- Doe Gully Location within the state of West Virginia Doe Gully Doe Gully (the United States)
- Coordinates: 39°36′27″N 78°23′23″W﻿ / ﻿39.60750°N 78.38972°W
- Country: United States
- State: West Virginia
- County: Morgan
- Time zone: UTC-5 (Eastern (EST))
- • Summer (DST): UTC-4 (EDT)
- GNIS feature ID: 1554314

= Doe Gully, West Virginia =

Unincorporated community in West Virginia, United States

Doe Gully is an unincorporated community along the Potomac River in Morgan County in the U.S. state of West Virginia's Eastern Panhandle.
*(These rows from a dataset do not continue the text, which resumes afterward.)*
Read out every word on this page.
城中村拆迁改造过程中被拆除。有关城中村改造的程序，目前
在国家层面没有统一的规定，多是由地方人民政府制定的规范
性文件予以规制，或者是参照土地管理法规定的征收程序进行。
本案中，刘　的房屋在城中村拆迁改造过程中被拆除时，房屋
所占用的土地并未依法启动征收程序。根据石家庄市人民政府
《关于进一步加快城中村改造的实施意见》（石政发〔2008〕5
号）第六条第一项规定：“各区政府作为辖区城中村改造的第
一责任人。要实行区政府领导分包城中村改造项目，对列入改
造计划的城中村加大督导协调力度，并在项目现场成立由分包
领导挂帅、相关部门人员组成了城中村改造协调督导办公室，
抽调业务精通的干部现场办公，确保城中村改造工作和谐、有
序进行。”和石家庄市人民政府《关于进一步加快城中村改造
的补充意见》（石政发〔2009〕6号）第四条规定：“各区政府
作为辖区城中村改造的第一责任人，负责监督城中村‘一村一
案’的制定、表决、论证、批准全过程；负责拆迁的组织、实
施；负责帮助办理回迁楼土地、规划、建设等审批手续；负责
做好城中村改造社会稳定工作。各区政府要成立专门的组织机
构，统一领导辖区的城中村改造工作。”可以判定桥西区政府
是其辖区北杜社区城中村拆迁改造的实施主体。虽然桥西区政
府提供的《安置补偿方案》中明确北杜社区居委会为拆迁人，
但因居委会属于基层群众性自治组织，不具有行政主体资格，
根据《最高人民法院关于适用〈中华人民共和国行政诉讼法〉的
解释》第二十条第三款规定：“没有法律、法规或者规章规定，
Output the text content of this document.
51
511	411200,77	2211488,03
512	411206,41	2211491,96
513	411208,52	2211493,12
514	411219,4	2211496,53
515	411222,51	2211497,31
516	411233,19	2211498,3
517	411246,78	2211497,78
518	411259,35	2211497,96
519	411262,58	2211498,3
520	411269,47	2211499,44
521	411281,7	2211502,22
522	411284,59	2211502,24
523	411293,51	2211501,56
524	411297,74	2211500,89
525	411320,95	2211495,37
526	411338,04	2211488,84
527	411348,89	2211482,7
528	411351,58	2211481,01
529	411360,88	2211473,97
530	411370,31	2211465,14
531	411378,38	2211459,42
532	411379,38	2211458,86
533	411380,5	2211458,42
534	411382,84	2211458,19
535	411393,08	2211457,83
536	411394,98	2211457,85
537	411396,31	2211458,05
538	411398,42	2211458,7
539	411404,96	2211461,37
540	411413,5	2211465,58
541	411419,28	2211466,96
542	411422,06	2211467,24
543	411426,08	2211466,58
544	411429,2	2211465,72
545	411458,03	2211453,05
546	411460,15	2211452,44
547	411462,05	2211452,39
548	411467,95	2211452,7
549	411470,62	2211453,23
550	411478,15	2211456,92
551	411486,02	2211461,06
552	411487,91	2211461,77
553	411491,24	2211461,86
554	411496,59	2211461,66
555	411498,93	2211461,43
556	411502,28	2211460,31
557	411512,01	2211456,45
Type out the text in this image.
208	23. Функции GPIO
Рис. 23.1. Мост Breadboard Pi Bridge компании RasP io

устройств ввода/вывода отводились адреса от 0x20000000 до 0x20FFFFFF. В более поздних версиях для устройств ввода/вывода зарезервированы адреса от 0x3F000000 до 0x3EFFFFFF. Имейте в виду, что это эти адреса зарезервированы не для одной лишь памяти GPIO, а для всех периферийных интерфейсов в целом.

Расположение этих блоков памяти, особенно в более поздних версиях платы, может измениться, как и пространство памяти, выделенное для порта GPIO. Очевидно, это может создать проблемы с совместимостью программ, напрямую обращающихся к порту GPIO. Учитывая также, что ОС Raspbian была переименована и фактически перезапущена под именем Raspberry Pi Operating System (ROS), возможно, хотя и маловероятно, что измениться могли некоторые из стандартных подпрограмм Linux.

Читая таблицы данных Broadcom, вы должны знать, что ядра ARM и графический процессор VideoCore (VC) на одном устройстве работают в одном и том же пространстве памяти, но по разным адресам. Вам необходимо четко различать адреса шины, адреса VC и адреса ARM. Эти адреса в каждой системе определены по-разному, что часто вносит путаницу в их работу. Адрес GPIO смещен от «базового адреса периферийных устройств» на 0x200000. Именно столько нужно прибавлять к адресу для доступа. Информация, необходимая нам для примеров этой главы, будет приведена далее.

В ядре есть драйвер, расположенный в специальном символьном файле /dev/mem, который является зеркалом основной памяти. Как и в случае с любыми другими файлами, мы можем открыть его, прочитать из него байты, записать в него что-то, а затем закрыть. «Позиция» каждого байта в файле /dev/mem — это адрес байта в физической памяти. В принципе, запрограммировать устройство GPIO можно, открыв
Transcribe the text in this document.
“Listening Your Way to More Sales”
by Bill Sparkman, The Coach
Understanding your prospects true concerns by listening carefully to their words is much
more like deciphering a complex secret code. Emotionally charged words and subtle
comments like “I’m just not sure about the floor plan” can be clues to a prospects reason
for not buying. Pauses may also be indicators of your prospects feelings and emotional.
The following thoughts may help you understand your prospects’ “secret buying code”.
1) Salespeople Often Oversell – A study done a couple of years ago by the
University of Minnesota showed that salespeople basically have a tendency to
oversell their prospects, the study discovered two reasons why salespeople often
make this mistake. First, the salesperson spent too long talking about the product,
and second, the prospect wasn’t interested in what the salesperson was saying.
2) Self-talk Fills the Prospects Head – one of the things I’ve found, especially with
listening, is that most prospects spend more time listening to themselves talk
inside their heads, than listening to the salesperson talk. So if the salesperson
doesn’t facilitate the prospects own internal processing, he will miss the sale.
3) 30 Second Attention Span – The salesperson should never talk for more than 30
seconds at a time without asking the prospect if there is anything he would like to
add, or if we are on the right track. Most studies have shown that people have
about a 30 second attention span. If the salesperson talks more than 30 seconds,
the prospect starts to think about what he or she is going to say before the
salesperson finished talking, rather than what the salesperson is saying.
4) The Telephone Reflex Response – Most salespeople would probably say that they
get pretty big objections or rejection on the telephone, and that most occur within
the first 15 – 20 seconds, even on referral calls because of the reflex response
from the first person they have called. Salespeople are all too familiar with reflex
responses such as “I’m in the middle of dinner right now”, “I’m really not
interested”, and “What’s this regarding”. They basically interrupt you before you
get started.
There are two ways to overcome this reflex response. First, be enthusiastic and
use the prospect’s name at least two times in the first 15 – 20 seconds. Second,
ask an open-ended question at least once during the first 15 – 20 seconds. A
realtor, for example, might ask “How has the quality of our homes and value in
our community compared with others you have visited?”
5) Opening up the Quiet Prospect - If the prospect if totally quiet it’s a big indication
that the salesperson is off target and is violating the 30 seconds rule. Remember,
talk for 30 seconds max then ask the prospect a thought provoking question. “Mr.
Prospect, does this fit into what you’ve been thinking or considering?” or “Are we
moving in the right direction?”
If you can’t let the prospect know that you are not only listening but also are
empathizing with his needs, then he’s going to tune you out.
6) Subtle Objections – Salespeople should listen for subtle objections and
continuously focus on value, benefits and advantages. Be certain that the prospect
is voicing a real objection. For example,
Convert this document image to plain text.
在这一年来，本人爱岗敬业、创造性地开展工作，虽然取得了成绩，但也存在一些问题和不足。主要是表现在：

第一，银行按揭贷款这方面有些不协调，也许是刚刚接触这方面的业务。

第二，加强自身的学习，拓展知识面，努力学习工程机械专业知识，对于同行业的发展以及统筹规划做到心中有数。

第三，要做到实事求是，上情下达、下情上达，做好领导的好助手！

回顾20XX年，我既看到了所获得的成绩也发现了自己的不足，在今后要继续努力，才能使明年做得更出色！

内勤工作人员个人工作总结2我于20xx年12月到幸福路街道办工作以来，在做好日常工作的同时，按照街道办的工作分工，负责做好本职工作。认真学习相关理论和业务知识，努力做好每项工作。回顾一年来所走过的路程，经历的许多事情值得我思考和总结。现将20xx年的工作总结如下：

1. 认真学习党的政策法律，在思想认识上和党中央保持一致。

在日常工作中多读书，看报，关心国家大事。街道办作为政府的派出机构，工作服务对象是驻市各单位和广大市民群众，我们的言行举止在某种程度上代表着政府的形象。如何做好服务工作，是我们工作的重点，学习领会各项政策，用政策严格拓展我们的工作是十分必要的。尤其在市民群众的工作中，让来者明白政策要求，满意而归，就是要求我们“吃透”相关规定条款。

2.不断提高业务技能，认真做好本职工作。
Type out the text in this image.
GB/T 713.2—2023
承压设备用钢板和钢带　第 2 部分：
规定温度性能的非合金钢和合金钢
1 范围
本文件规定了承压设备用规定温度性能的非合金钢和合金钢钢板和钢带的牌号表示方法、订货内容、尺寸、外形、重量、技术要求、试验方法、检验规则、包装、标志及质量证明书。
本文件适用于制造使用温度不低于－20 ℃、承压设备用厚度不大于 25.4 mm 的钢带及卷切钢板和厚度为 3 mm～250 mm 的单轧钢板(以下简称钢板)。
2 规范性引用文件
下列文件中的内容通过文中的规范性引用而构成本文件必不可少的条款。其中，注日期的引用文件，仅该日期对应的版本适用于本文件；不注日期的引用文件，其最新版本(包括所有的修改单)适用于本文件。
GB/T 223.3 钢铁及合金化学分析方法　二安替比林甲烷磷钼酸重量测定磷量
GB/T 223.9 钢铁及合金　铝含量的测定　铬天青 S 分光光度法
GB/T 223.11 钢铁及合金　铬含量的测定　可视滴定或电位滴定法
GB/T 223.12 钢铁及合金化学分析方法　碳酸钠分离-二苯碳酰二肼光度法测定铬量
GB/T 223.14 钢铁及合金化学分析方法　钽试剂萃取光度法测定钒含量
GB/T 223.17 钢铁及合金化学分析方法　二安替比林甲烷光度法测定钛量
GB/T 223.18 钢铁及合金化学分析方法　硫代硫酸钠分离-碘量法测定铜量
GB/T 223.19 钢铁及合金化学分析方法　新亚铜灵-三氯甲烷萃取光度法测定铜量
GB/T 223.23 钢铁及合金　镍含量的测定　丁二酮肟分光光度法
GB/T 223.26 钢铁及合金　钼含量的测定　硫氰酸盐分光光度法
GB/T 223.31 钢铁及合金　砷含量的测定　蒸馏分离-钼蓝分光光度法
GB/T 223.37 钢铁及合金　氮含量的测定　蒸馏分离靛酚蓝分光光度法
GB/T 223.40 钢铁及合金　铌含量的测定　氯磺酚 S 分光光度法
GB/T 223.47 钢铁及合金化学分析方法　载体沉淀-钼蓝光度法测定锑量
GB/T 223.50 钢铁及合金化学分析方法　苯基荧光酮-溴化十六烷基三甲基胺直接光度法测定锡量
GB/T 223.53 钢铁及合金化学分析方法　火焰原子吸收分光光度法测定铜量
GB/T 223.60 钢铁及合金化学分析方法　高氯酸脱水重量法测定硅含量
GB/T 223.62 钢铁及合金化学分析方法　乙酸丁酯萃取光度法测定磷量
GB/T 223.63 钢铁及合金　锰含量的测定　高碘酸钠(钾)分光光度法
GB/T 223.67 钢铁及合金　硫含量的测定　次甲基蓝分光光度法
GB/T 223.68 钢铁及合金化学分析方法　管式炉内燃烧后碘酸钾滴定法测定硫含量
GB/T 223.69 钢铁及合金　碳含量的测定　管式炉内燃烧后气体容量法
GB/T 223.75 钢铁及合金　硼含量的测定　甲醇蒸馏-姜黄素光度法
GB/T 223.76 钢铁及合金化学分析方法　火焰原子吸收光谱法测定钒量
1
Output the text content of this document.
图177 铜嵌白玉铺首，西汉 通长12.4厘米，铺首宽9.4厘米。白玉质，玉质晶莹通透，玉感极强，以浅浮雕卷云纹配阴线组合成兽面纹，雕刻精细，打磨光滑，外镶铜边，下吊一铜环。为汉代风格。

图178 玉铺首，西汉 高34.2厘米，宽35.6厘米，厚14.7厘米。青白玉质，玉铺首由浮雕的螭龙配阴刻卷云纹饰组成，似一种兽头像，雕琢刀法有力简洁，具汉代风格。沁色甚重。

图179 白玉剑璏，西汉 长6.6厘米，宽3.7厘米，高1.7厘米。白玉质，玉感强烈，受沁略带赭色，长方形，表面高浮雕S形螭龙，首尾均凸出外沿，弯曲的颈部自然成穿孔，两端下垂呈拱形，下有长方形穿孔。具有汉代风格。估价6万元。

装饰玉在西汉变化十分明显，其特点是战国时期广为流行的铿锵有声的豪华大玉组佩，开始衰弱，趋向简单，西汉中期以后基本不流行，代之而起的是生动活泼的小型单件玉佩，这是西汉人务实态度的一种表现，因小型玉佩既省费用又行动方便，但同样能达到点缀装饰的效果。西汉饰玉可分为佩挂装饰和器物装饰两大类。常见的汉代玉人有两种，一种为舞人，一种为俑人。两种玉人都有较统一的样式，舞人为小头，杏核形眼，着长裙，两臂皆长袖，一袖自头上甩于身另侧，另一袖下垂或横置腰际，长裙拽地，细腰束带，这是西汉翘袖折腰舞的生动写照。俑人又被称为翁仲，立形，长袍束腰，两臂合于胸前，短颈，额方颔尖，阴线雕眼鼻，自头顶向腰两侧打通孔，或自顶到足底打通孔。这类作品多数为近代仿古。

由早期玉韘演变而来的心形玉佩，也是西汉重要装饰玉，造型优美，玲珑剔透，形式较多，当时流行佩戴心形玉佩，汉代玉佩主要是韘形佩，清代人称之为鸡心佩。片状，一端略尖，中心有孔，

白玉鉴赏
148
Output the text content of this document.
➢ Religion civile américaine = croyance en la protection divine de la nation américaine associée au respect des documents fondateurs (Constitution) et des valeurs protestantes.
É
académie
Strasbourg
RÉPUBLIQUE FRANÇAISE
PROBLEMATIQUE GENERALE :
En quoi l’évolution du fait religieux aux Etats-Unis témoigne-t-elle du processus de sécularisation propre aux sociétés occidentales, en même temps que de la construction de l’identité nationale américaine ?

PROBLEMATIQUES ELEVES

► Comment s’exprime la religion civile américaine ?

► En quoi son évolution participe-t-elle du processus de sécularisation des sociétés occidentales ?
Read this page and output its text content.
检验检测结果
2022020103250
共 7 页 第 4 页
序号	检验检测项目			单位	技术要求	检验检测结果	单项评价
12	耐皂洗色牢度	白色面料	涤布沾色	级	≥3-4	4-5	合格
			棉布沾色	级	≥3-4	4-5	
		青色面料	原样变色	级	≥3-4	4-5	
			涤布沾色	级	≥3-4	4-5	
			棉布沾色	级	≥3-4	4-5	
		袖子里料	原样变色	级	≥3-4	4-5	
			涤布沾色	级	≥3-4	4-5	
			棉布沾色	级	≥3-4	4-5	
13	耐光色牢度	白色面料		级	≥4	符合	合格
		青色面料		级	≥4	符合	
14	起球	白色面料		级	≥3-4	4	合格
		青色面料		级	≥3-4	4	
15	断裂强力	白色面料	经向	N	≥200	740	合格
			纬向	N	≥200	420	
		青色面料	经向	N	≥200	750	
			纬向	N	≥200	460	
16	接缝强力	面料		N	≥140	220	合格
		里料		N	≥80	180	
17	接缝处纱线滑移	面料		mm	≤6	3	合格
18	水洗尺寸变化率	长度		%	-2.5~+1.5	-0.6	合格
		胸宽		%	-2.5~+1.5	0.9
Located along the old Baltimore and Ohio Railroad where it bisects a bend in the Potomac by way of the Randolph Tunnel, Doe Gully is only accessible by way of Doe Gulley Lane (West Virginia Secondary Route 18/2) from Orleans Road (West Virginia Secondary Route 18/1). It is located southwest of Orleans Cross Roads. The Chesapeake and Ohio Canal National Historical Park crosses the Potomac River onto the West Virginia side to Doe Gulley's west and it also lies directly across the river from it. Like most of the old B&O railroad stations and their communities, Doe Gully is popular with railfans.